About Three-quarters of the way to Cariboo Dam, looking South-West towards Metrotown. All in all, the Lake still has a wilderness feeling. You just have to pretend that the Highway noise is merely the wind whispering through the trees. At this point, the lake begins to narrow to the Still Creek exit.
I am coming up to where Skid Creek enters the Lake.
Looking North-East towards where Still Creek exits Burnaby Lake an to Cariboo Dam.
The Eastern end of Burnaby Lake where Still Creek flows on to Cariboo Dam and then into the Fraser. None of the City is visible from here. Next stop Cariboo Dam.
Cariboo Dam, as far East as you can go.
The current was not too strong at this point. My GPS read just under a knot.
The dam itself. I did proceed past the warning sign to take this picture. I now turn back, rowing west up Still Creek, Looking for Buena Vista Creek. It will be the first creek to the South.
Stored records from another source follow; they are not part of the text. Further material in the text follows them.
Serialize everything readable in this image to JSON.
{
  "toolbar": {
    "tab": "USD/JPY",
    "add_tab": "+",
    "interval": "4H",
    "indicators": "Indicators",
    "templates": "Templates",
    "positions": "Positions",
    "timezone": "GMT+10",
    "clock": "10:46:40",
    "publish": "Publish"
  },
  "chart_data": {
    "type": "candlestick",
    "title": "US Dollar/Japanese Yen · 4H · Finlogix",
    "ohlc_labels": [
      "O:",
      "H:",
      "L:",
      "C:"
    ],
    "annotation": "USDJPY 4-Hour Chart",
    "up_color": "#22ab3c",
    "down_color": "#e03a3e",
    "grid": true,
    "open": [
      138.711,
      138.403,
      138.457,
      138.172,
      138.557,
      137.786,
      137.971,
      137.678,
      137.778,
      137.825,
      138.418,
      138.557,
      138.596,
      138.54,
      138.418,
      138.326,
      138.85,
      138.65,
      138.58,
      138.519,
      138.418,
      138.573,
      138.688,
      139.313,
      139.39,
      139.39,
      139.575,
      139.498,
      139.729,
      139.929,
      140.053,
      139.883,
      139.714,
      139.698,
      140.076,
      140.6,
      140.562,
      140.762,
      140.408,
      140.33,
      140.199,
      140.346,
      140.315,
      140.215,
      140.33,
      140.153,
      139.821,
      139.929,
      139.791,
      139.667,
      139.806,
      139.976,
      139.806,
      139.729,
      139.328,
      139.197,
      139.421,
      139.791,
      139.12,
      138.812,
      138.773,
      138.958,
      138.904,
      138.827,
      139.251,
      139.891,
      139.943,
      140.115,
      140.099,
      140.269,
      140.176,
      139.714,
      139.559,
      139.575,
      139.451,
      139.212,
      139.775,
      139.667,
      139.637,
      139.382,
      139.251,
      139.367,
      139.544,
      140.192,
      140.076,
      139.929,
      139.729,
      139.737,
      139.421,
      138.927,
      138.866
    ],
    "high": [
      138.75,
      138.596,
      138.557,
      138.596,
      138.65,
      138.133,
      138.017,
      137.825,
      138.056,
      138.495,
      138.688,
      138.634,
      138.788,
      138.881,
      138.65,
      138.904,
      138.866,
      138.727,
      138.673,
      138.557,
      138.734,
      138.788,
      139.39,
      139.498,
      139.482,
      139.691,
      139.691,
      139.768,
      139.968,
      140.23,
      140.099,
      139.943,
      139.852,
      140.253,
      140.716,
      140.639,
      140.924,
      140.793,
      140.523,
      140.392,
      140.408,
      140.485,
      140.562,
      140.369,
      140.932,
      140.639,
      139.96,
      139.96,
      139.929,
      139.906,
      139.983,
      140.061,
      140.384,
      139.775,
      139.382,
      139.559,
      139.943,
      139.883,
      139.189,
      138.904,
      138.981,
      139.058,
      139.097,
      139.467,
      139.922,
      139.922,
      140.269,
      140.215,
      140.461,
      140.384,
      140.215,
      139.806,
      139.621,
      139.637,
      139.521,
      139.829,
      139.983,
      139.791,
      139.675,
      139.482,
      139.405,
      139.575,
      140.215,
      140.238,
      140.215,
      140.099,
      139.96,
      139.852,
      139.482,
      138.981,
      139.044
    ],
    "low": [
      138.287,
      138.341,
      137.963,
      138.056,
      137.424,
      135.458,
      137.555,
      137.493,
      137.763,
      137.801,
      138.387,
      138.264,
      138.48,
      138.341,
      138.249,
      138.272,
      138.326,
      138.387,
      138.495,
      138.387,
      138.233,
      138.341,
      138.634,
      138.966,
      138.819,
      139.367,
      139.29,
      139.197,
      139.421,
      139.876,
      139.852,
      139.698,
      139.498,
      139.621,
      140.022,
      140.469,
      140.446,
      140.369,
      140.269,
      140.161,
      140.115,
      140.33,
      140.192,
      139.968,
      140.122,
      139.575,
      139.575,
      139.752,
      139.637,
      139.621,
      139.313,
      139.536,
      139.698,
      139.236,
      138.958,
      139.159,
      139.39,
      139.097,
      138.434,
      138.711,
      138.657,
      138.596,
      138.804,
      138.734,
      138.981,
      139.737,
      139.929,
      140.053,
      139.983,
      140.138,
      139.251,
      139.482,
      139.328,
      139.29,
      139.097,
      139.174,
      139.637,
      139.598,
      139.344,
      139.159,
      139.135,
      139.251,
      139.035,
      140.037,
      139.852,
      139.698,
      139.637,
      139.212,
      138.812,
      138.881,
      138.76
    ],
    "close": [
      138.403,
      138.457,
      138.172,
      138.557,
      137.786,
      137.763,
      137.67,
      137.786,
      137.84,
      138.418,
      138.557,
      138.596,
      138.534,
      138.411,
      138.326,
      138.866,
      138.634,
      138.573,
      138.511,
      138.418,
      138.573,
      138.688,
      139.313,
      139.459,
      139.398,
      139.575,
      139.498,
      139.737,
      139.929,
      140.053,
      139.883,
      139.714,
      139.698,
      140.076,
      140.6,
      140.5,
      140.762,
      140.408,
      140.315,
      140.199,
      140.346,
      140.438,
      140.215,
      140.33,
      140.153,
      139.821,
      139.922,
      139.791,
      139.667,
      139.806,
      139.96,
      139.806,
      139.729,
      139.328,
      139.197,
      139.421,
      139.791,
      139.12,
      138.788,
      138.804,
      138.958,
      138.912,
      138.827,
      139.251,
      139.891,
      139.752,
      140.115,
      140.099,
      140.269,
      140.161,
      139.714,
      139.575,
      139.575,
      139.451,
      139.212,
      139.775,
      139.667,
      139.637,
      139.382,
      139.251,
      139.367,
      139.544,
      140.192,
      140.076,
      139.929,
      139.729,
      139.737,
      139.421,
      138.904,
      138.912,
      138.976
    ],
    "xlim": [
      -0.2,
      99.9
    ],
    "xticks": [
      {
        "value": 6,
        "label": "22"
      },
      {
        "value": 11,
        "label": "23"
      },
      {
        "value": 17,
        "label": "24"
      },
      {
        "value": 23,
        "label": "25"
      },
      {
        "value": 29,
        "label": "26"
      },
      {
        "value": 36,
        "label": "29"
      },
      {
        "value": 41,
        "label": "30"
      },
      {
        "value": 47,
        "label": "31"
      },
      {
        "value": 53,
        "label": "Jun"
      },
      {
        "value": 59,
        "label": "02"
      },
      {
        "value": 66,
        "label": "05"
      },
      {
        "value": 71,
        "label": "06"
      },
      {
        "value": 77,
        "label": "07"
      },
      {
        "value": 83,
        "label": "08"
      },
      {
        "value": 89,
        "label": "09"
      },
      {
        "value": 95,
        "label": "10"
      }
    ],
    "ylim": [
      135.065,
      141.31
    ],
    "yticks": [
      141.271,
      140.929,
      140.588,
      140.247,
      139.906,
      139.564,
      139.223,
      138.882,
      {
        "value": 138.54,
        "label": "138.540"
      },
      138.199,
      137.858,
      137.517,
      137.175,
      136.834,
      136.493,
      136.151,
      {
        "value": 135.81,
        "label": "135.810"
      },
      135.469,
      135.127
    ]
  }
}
This is the North-West View with Gwragedd Annwn backed into Buena Vista Creek. The mouth of the creek looks passably wide, but it narrows and shallows quickly. The channel here is not an oar span wide. I pop the oars out of the locks and pole Gwragedd Annwn up the creek.
The view looking South East up the Creek. At this point the creek is less than 10″ deep and the channel is narrowing. As you can see, it is over grown and there are logs fallen across it. I am only thirty feet of so up the creek and my progress is stopped. Perhaps a canoe or a kayak could make it a little further. I cannot step out of Gwragedd Annwn and pull her up the channel because the bottom is too mucky – it is loose peaty mud that grounds the boat but will not support my weight.
The view of the North Shore of Burnaby Lake. The streams that enter are not visible and the lake is too shallow to find where the creeks enter. Once you get out of the rowing channel, the lake is not much more that a foot deep. Skirting the shoreline, every now and then I find that I am stopped, having slowly run aground on the boggy bottom.
I cannot find where Deer Lake Brook enters the Lake. The north-West corner is too shallow to row in. I search for but cannot find the channel. I give up and row past the pavilion and into Still Creek.
My FJ in the parking lot, photo taken as I row up Still Creek.
The trail bridge over Still Creek. I have to take my bow flag down, fold down the rowing mirrors and ship oars to pass under the bridge.
I row on, up Still Creek. I spot a Red-eared slider turtle sunning himself/herself on the North bank. Unfortunately, the turtle goes into the creek before I can get a photograph.
I row under the Sperling Avenue foot bridge and spot the first barrier.